Guus Luijters, the Dutch journalist and poet whose subjects ranged from Marilyn Monroe to the Holocaust, has died, AT5 reports.
He was born in Amsterdam during the German occupation in 1943, and grew up in the Bos en Lommer district. A keen reader, he was first published in the Spinoza Lyceum school newspaper, and his career was launched with a story in the student magazine, Propria Cures.
Throughout his 48-year stint as a critic for Het Parool, Luijters also penned a regular column, ‘Klein Geluk,’ sharing his observations of city life. Some of his poetry was light-hearted, such as ‘The Girls of Kinkerstraat,’ in which he recalled admiring glamorous blondes from afar in his youth.

It’s perhaps unsurprising, then, that Luijters would write about the most famous blonde of all. First published in 1983, Marilyn Monroe: A Never-Ending Dream combines assorted quotes from the lady herself with 450 black-and-white photographs – a visual feast for fans worldwide in those pre-Internet days.

An English-language version followed in 1986, with further editions in French, German and Spanish. It is still in print (via Plexus) after 40 years, one of the few Marilyn-themed books to achieve this distinction.

The text is drawn from vintage magazine articles, and also quotes liberally from Marilyn’s posthumously published memoir, My Story, based on her interviews with ghostwriter Ben Hecht.

While these sources are generally agreed as reliable, Luijters also used multiple extracts from Marilyn Monroe Confidential, the 1979 memoir of her New York maid, Lena Pepitone. However, the close friendship depicted in that book seems to have been greatly embellished by Ms. Pepitone and co-writer William Stadiem.

Therefore, the many strikingly candid remarks attributed to Marilyn by those authors are dubious to say the least – and as the quotes in Luijters’ Never-Ending Dream are placed randomly without citations, for readers new to Marilyn it’s difficult to judge which are genuine, or not.

Fortunately, the photographs in Luijters’ book are authentic, with one exception: the curvaceous blonde woman in a bath-towel – shown at left on P.27 of the English edition – is not Marilyn, but Hungarian actress Eva Six. (This mistake has provoked a lot of fan debate over the years!)

The book also includes selections from Marilyn’s own poetry, as well as a timeline, filmography, discography and suggested further reading.

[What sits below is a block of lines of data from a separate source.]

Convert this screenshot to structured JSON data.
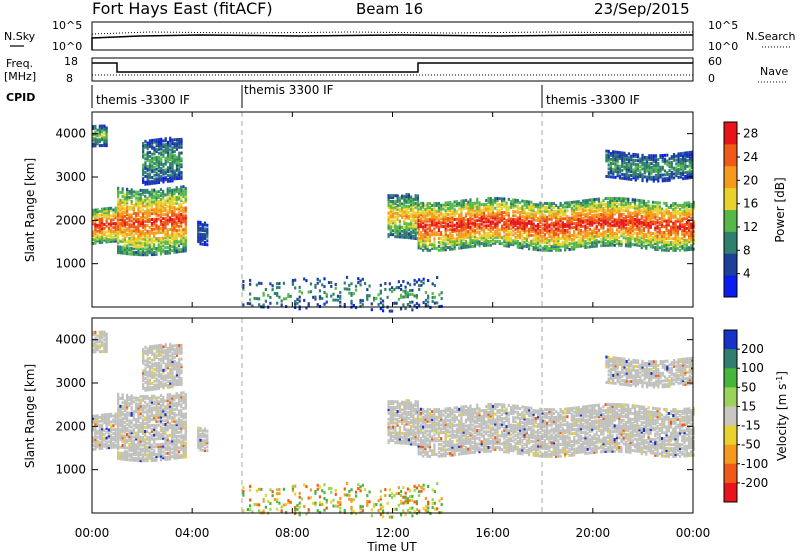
{
  "header": {
    "radar_title": "Fort Hays East (fitACF)",
    "beam": "Beam 16",
    "date": "23/Sep/2015"
  },
  "sky_panel": {
    "left_label": "N.Sky",
    "right_label": "N.Search",
    "left_ticks": [
      "10^5",
      "10^0"
    ],
    "right_ticks": [
      "10^5",
      "10^0"
    ]
  },
  "freq_panel": {
    "left_label_1": "Freq.",
    "left_label_2": "[MHz]",
    "right_label": "Nave",
    "left_ticks": [
      "18",
      "8"
    ],
    "right_ticks": [
      "60",
      "0"
    ]
  },
  "cpid": {
    "label": "CPID",
    "segments": [
      {
        "start_hour": 0,
        "text": "themis -3300 IF"
      },
      {
        "start_hour": 6,
        "text": "themis 3300 IF"
      },
      {
        "start_hour": 18,
        "text": "themis -3300 IF"
      }
    ]
  },
  "time_axis": {
    "label": "Time UT",
    "tick_labels": [
      "00:00",
      "04:00",
      "08:00",
      "12:00",
      "16:00",
      "20:00",
      "00:00"
    ]
  },
  "chart_data": [
    {
      "type": "heatmap",
      "title": "",
      "xlabel": "Time UT",
      "ylabel": "Slant Range [km]",
      "xlim": [
        0,
        24
      ],
      "ylim": [
        0,
        4500
      ],
      "yticks": [
        "1000",
        "2000",
        "3000",
        "4000"
      ],
      "colorbar": {
        "label": "Power [dB]",
        "ticks": [
          "4",
          "8",
          "12",
          "16",
          "20",
          "24",
          "28"
        ],
        "range": [
          0,
          30
        ],
        "colors": [
          "#0a1cf0",
          "#1f3f9c",
          "#2f7f6e",
          "#55b848",
          "#e8d22c",
          "#f59a1c",
          "#ef5a16",
          "#e8141a"
        ]
      },
      "echo_regions": [
        {
          "t_start": 0.0,
          "t_end": 1.0,
          "range_low": 1500,
          "range_high": 2300,
          "peak_db": 28
        },
        {
          "t_start": 0.0,
          "t_end": 0.6,
          "range_low": 3700,
          "range_high": 4200,
          "peak_db": 14
        },
        {
          "t_start": 1.0,
          "t_end": 3.7,
          "range_low": 1300,
          "range_high": 2800,
          "peak_db": 26
        },
        {
          "t_start": 2.0,
          "t_end": 3.6,
          "range_low": 2900,
          "range_high": 3900,
          "peak_db": 12
        },
        {
          "t_start": 4.2,
          "t_end": 4.6,
          "range_low": 1500,
          "range_high": 2000,
          "peak_db": 8
        },
        {
          "t_start": 11.8,
          "t_end": 13.0,
          "range_low": 1600,
          "range_high": 2600,
          "peak_db": 20
        },
        {
          "t_start": 13.0,
          "t_end": 24.0,
          "range_low": 1400,
          "range_high": 2500,
          "peak_db": 28
        },
        {
          "t_start": 20.5,
          "t_end": 24.0,
          "range_low": 3000,
          "range_high": 3600,
          "peak_db": 12
        },
        {
          "t_start": 6.0,
          "t_end": 14.0,
          "range_low": 0,
          "range_high": 700,
          "peak_db": 12
        }
      ]
    },
    {
      "type": "heatmap",
      "title": "",
      "xlabel": "Time UT",
      "ylabel": "Slant Range [km]",
      "xlim": [
        0,
        24
      ],
      "ylim": [
        0,
        4500
      ],
      "yticks": [
        "1000",
        "2000",
        "3000",
        "4000"
      ],
      "colorbar": {
        "label": "Velocity [m s^-1]",
        "ticks": [
          "200",
          "100",
          "50",
          "15",
          "-15",
          "-50",
          "-100",
          "-200"
        ],
        "range": [
          -250,
          250
        ],
        "colors": [
          "#1632c8",
          "#2f7f6e",
          "#45b53c",
          "#9ad25a",
          "#c8c8c0",
          "#e8d22c",
          "#f59a1c",
          "#ef5a16",
          "#e8141a"
        ]
      },
      "ground_scatter_color": "#c0c0bc",
      "echo_regions": [
        {
          "t_start": 0.0,
          "t_end": 3.7,
          "range_low": 1200,
          "range_high": 2900,
          "note": "ground scatter"
        },
        {
          "t_start": 13.0,
          "t_end": 24.0,
          "range_low": 1400,
          "range_high": 2500,
          "note": "ground scatter"
        }
      ]
    }
  ]
}
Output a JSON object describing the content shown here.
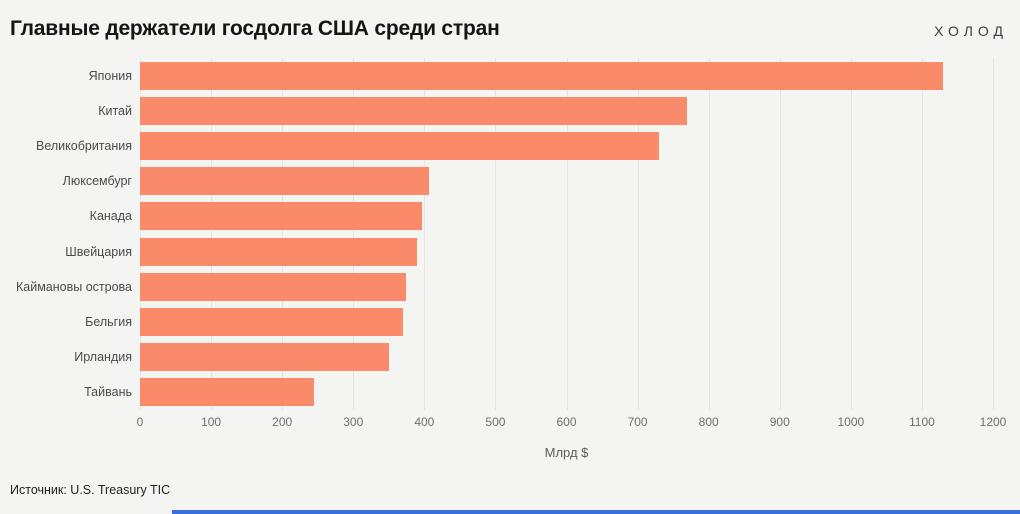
{
  "header": {
    "title": "Главные держатели госдолга США среди стран",
    "logo": "ХОЛОД"
  },
  "chart_data": {
    "type": "bar",
    "orientation": "horizontal",
    "title": "Главные держатели госдолга США среди стран",
    "categories": [
      "Япония",
      "Китай",
      "Великобритания",
      "Люксембург",
      "Канада",
      "Швейцария",
      "Каймановы острова",
      "Бельгия",
      "Ирландия",
      "Тайвань"
    ],
    "values": [
      1130,
      770,
      730,
      406,
      397,
      390,
      374,
      370,
      350,
      245
    ],
    "xlabel": "Млрд $",
    "ylabel": "",
    "xlim": [
      0,
      1200
    ],
    "xticks": [
      0,
      100,
      200,
      300,
      400,
      500,
      600,
      700,
      800,
      900,
      1000,
      1100,
      1200
    ],
    "grid": true,
    "legend": false,
    "bar_color": "#f98a6a",
    "gridline_color": "#e4e4e2",
    "background_color": "#f4f4f3"
  },
  "footer": {
    "source": "Источник: U.S. Treasury TIC"
  },
  "accent": {
    "color": "#3b6fe0"
  }
}
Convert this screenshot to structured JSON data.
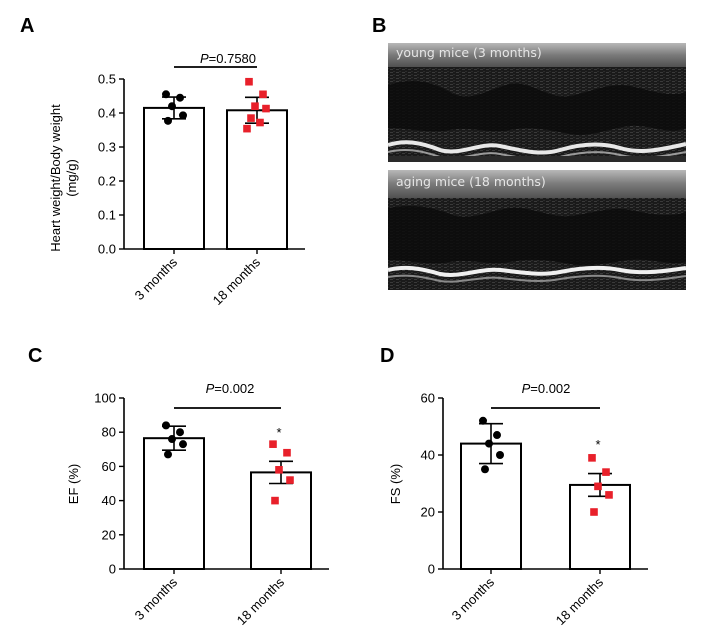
{
  "panels": {
    "A": {
      "letter": "A",
      "ylabel_line1": "Heart weight/Body weight",
      "ylabel_line2": "(mg/g)",
      "pvalue_prefix": "P",
      "pvalue_rest": "=0.7580",
      "significance": ""
    },
    "B": {
      "letter": "B",
      "young_label": "young mice (3 months)",
      "aging_label": "aging mice (18 months)"
    },
    "C": {
      "letter": "C",
      "ylabel": "EF (%)",
      "pvalue_prefix": "P",
      "pvalue_rest": "=0.002",
      "significance": "*"
    },
    "D": {
      "letter": "D",
      "ylabel": "FS (%)",
      "pvalue_prefix": "P",
      "pvalue_rest": "=0.002",
      "significance": "*"
    }
  },
  "colors": {
    "group_3_months": "#000000",
    "group_18_months": "#e8202a",
    "bar_fill": "#ffffff",
    "bar_stroke": "#000000"
  },
  "chart_data": [
    {
      "id": "A",
      "type": "bar",
      "categories": [
        "3 months",
        "18 months"
      ],
      "values": [
        0.415,
        0.408
      ],
      "error_sd": [
        0.032,
        0.038
      ],
      "points": [
        [
          0.455,
          0.445,
          0.42,
          0.393,
          0.377
        ],
        [
          0.492,
          0.455,
          0.42,
          0.413,
          0.385,
          0.372,
          0.354
        ]
      ],
      "ylim": [
        0,
        0.5
      ],
      "yticks": [
        "0.0",
        "0.1",
        "0.2",
        "0.3",
        "0.4",
        "0.5"
      ],
      "ytick_values": [
        0,
        0.1,
        0.2,
        0.3,
        0.4,
        0.5
      ],
      "xlabel": "",
      "ylabel": "Heart weight/Body weight (mg/g)"
    },
    {
      "id": "C",
      "type": "bar",
      "categories": [
        "3 months",
        "18 months"
      ],
      "values": [
        76.5,
        56.5
      ],
      "error_sd": [
        7,
        6.5
      ],
      "points": [
        [
          84,
          80,
          76,
          73,
          67
        ],
        [
          73,
          68,
          58,
          52,
          40
        ]
      ],
      "ylim": [
        0,
        100
      ],
      "yticks": [
        "0",
        "20",
        "40",
        "60",
        "80",
        "100"
      ],
      "ytick_values": [
        0,
        20,
        40,
        60,
        80,
        100
      ],
      "xlabel": "",
      "ylabel": "EF (%)"
    },
    {
      "id": "D",
      "type": "bar",
      "categories": [
        "3 months",
        "18 months"
      ],
      "values": [
        44,
        29.5
      ],
      "error_sd": [
        7,
        4
      ],
      "points": [
        [
          52,
          47,
          44,
          40,
          35
        ],
        [
          39,
          34,
          29,
          26,
          20
        ]
      ],
      "ylim": [
        0,
        60
      ],
      "yticks": [
        "0",
        "20",
        "40",
        "60"
      ],
      "ytick_values": [
        0,
        20,
        40,
        60
      ],
      "xlabel": "",
      "ylabel": "FS (%)"
    }
  ]
}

Following his global success with Marilyn, Luijters turned his attention to another Hollywood blonde – but as his American translator Josh Pachter revealed, bringing Jayne Mansfield home was anything but straightforward.
“This has to be the strangest project I have ever been involved with. In 1985, Guus and Gerard put together 150-some pages of photos of and quotes from the blonde bombshell … By the time they sold the US rights to Citadel Press in New York, though, they’d lost the original Mansfield quotations — so, rather than going back and doing all the research all over again, they actually hired me to translate their Dutch-language translations back into English!”

But Luijters’ most important work came later in life, as he retraced the stolen lives of more than 18,000 Dutch children murdered by the Nazis.
His three-volume book series, In Memoriam (2012), included biographies for each victim, and exposed how a city transport company colluded with the occupiers, and thereby profited from their deaths. He also curated an accompanying exhibition, and published a book-length poem, Song of Stars.
In 2024, as the feature-length documentary Lost City premiered, Guus Luijters was honoured by Yad Vashem, the Holocaust Museum in Jerusalem. He died aged 81 from metastatic bladder cancer on January 3, 2025, and is survived by his wife, Ruth Visser.